Sometimes by the time of trial the widow has remarried and dissolved that remarriage.  In such cases there will be a past deduction for remarriage having regard to the actual support she enjoyed, if any, during her brief marriage.  There may also be a deduction for her future prospects of concluding a further marriage.  Another conclusion from this ruling is that the earnings of the new husband are relevant to the deduction, be they substantial or minimal.  Some widows take up gainful employment after the death and then remarry in circumstances where they earn more than their new husband.  It seems that her earnings will be ignored as regards the support she expected from her deceased husband (Nochomowitz v Santam 1972 1 SA 718 (T); Nochomowitz v Santam 1972 3 SA 640 (A)), but will be taken into account as regards the deduction for remarriage.

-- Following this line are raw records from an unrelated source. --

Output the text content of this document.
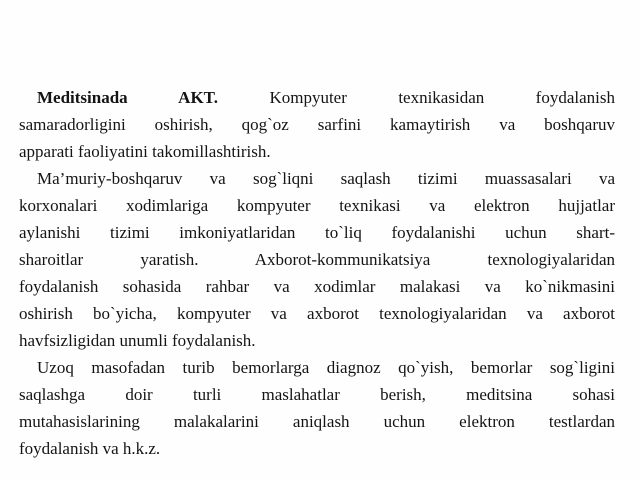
Meditsinada AKT. Kompyuter texnikasidan foydalanish
samaradorligini oshirish, qog`oz sarfini kamaytirish va boshqaruv
apparati faoliyatini takomillashtirish.
Ma’muriy-boshqaruv va sog`liqni saqlash tizimi muassasalari va
korxonalari xodimlariga kompyuter texnikasi va elektron hujjatlar
aylanishi tizimi imkoniyatlaridan to`liq foydalanishi uchun shart-
sharoitlar yaratish. Axborot-kommunikatsiya texnologiyalaridan
foydalanish sohasida rahbar va xodimlar malakasi va ko`nikmasini
oshirish bo`yicha, kompyuter va axborot texnologiyalaridan va axborot
havfsizligidan unumli foydalanish.
Uzoq masofadan turib bemorlarga diagnoz qo`yish, bemorlar sog`ligini
saqlashga doir turli maslahatlar berish, meditsina sohasi
mutahasislarining malakalarini aniqlash uchun elektron testlardan
foydalanish va h.k.z.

Support by tacit agreement:   In this matter the spouses divorced and then reconciled and were cohabiting at time of his death together with their child O and her child T by another man.  It was held that there was a duty of support by the deceased to T by reason of a tacit agreement to provide support.  Compensation for loss of support awarded (Engela v RAF 2016 (1) SA 214 (GJ)).   This ruling is authority to treat all children in the family as equal drawers of support regardless of parentage.

Dating of expert reports:  There is an unfortunate practice followed by some expert witnesses whereby a revised or updated report is given the same date as the original report in the matter.  Often this is done with no indication that there is a different original report with the same date.  This is hugely confusing and leads to some serious errors by parties relying on those reports.  I express the hope that this practice will cease.